Conclusions Genetically elevated plasma HDL levels appear to increase breast cancer risk. Future studies are required to understand the mechanism underlying this putative causal relationship, with the goal to develop potential therapeutic strategies aimed at altering the HDL-mediated effect on breast cancer risk.
Introduction
Breast cancer is the second leading cause of death for women, motivating the need for a better understanding of its etiology and more effective treatments.1 Cholesterol is a known risk factor for multiple diseases that have reported associations with breast cancer, including obesity, heart disease and diabetes.2 However, it is unknown whether cholesterol plays a causal role in breast cancer susceptibility.
The body of epidemiological and clinical trial studies to date has yet to clearly determine if there is a causal relationship between cholesterol and breast cancer.

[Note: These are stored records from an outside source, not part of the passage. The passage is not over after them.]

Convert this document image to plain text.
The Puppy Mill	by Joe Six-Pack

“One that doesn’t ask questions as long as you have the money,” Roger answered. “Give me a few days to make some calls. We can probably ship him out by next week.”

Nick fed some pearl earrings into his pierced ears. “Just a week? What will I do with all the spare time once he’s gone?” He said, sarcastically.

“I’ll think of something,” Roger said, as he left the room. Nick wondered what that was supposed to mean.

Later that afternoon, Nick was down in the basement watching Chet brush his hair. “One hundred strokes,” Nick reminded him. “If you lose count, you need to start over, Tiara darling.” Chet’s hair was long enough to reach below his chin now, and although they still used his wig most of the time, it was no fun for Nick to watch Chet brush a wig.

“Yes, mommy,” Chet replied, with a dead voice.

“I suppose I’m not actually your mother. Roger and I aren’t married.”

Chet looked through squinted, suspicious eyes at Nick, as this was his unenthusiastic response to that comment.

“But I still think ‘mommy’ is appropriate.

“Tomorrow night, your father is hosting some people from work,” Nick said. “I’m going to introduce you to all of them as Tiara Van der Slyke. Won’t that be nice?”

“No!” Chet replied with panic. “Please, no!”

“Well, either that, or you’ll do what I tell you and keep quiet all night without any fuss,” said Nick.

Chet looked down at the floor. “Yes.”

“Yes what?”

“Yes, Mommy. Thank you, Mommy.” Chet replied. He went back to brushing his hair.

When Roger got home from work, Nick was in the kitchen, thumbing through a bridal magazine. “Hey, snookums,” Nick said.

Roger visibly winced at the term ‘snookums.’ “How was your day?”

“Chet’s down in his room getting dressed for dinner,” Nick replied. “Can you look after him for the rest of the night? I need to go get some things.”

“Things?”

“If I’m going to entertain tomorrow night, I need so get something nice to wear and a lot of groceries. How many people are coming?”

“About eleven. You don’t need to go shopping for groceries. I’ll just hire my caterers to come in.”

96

Observational epidemiological studies have reported positive, negative, or no relationship between lipid levels and breast cancer risk, however these studies can suffer from confounding.3–5 While recent evidence suggests that statin use may reduce breast cancer risk,6 cumulative meta-analyses are inconclusive.7 Recently, cholesterol-lowering medications have been associated with improved outcomes in breast cancer patients on hormonal therapy, suggesting an interaction of circulating cholesterol levels with estrogen-sensitive breast tissues.8 These mixed findings motivate the need for a high-powered causal inference analysis of lipids on breast cancer.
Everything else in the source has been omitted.